As Andy Hunt illustrated on his excellent Pragmatic Thinking and Learning book, novices aren’t just a slower, uninformed version of experts. They think completely differently. Once you become even an advanced beginner, you lose an ability to think like a novice. You might say “I don’t see why she needs those windows open concurrently.” But the more correct way of saying it is to state only the fact: “She needs those windows open concurrently.” There’s no way for you to “see it” of course, if you’ve lost the ability to think like a novice.

My girlfriend went back to Japan in July. She soon found a part time gig as a junior designer at a startup in Tokyo. I hope our hardware investment paid off. Thanks for reading.

Update (8/19): I admit that coding, which is the topic of this article, is not equivalent to programming. Programming involves control logic, whereas coding may not.

My girlfriend did use some control logic with Jekyll/SCSS though, and she’s currently studying JavaScript, which is a real programming language.

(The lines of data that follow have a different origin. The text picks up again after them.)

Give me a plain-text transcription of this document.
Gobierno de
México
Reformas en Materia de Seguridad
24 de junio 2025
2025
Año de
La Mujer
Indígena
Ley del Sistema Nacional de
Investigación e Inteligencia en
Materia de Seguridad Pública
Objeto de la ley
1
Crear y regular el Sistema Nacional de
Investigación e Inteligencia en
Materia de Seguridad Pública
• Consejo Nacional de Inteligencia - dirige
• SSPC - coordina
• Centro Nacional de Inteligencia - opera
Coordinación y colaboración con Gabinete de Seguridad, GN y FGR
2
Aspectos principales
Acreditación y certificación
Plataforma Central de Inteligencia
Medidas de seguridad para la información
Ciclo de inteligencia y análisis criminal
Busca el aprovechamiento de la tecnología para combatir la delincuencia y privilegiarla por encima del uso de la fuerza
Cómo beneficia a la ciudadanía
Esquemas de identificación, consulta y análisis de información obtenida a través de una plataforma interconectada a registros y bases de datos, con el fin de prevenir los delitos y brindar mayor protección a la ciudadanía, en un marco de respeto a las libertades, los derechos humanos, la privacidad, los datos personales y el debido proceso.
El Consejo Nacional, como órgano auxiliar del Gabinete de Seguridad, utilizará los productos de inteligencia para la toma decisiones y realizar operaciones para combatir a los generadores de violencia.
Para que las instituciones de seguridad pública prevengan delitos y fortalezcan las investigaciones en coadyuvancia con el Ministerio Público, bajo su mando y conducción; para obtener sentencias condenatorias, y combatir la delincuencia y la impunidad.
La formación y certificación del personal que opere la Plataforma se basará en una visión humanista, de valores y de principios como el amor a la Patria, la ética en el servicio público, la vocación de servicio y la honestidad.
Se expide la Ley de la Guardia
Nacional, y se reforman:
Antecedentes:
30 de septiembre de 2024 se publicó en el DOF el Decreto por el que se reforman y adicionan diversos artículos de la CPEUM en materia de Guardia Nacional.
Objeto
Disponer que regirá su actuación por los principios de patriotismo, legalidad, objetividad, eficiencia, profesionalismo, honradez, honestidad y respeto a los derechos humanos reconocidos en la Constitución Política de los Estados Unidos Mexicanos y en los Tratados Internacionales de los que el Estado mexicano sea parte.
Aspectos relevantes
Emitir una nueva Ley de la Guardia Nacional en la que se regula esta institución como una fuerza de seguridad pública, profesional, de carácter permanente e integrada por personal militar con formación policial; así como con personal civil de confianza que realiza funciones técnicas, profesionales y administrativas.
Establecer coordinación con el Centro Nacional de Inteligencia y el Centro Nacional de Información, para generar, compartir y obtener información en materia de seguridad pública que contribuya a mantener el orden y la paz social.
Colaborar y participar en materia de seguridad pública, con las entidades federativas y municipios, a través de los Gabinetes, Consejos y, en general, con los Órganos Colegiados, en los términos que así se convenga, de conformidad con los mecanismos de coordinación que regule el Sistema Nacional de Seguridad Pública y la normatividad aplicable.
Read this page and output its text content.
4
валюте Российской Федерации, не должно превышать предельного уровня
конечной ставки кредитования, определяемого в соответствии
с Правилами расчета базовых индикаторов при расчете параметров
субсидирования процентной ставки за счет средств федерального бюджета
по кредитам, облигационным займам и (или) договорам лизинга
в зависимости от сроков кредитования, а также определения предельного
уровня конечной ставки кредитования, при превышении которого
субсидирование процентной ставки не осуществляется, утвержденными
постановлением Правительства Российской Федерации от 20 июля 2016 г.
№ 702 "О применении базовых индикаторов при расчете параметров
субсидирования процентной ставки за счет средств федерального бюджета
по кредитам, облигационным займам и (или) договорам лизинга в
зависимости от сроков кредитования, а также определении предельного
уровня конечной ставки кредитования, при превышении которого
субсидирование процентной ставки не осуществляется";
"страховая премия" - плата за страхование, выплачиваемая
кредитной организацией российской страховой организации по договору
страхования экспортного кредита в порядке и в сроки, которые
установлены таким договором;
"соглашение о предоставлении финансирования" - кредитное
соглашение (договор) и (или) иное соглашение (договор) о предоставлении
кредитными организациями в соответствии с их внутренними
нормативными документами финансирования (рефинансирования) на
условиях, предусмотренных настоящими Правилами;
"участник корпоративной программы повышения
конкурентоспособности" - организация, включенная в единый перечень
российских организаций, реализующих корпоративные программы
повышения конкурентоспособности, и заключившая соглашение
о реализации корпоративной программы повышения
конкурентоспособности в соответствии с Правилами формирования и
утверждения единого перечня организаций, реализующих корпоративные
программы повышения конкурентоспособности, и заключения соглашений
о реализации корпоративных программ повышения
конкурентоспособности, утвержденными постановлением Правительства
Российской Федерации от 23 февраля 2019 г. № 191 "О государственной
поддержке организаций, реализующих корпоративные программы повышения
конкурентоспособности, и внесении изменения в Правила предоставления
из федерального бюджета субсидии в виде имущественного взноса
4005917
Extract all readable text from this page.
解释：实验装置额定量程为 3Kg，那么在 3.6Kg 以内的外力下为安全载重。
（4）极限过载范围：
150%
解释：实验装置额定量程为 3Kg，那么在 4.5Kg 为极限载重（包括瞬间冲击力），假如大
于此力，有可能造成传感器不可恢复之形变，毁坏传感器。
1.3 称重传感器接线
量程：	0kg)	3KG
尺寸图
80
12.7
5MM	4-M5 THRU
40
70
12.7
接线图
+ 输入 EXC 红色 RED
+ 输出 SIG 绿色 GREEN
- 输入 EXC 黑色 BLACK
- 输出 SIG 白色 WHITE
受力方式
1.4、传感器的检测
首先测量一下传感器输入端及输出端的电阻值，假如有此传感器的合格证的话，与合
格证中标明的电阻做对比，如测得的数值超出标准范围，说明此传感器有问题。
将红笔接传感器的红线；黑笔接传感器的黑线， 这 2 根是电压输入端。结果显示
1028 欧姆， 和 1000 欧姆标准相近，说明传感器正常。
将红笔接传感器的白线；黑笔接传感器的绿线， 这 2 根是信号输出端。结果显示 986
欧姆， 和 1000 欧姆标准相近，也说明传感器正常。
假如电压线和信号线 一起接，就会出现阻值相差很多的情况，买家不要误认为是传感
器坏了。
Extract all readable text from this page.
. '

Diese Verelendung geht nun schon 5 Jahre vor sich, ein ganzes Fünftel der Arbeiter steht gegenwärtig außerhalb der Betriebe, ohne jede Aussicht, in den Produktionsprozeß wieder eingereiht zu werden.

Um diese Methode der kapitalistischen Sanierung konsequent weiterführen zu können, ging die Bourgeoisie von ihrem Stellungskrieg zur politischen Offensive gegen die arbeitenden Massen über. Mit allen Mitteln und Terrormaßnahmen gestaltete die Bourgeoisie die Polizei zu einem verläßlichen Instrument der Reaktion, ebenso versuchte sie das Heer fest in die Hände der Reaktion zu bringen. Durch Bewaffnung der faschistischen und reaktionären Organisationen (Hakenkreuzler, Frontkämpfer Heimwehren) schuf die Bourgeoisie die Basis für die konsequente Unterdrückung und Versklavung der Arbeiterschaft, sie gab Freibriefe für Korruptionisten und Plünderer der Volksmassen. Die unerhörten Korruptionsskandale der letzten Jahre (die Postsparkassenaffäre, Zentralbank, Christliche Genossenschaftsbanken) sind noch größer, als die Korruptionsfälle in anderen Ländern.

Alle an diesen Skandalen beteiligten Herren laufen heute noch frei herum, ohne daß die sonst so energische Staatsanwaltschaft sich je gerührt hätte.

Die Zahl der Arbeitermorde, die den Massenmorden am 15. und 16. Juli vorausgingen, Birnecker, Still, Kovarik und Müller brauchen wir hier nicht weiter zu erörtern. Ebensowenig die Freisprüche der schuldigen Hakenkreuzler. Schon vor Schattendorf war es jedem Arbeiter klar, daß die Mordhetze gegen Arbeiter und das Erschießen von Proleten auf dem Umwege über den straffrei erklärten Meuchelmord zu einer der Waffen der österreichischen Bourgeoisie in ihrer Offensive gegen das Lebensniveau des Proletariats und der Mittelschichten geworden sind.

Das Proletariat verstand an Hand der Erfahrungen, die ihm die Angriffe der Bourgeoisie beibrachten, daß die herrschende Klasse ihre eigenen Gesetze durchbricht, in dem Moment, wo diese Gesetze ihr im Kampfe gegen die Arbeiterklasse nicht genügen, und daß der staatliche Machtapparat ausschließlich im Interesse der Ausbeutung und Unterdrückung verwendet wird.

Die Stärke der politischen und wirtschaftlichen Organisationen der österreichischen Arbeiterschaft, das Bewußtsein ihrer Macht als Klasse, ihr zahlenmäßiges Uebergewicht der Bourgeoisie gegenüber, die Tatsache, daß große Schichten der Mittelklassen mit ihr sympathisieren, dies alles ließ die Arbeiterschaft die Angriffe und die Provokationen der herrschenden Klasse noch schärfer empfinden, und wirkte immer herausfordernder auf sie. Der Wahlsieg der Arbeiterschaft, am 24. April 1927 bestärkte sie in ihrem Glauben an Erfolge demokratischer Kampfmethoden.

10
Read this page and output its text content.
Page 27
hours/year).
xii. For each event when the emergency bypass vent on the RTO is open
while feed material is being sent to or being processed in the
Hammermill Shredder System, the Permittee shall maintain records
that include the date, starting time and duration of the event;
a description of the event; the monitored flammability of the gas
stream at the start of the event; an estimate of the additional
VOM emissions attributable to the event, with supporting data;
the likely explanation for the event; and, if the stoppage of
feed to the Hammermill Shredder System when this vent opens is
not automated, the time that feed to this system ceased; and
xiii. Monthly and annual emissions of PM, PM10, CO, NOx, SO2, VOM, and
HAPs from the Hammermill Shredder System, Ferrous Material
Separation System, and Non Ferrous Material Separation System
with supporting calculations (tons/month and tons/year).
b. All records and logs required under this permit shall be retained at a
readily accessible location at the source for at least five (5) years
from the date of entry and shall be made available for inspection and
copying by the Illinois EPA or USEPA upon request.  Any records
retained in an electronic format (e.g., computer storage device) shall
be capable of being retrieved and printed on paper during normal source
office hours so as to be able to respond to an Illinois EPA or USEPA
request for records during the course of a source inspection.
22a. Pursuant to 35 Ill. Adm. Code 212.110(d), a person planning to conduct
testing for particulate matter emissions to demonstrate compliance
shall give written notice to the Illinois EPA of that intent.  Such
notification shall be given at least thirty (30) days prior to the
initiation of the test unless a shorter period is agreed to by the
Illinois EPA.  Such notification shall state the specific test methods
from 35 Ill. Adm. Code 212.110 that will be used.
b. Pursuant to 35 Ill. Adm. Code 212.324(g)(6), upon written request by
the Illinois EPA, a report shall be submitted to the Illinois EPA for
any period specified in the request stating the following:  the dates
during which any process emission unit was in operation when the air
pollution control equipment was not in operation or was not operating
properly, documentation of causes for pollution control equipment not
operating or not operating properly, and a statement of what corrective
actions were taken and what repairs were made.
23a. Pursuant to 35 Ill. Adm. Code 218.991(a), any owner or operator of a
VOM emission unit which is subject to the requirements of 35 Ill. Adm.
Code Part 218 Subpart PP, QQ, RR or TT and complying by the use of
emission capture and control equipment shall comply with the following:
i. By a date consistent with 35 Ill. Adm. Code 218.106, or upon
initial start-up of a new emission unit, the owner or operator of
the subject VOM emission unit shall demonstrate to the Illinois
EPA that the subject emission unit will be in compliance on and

At some point, I will share lessons learned from teaching her programming.

COMMENTS

I think this is a very specific example of trying to learn HTML/CSS and copying a website. For someone trying to learn Python or C or Java might not require such a huge monitor. (link)

Totally agree. I should have mentioned this, as I learned Java and C before any other languages. Nowadays though, many people seem to be learning to code by building web or mobile apps. In that case, a bigger monitor definitely helps. They might be writing JavaScript instead of copying websites, but having an extra room for a web inspector window will come in handy.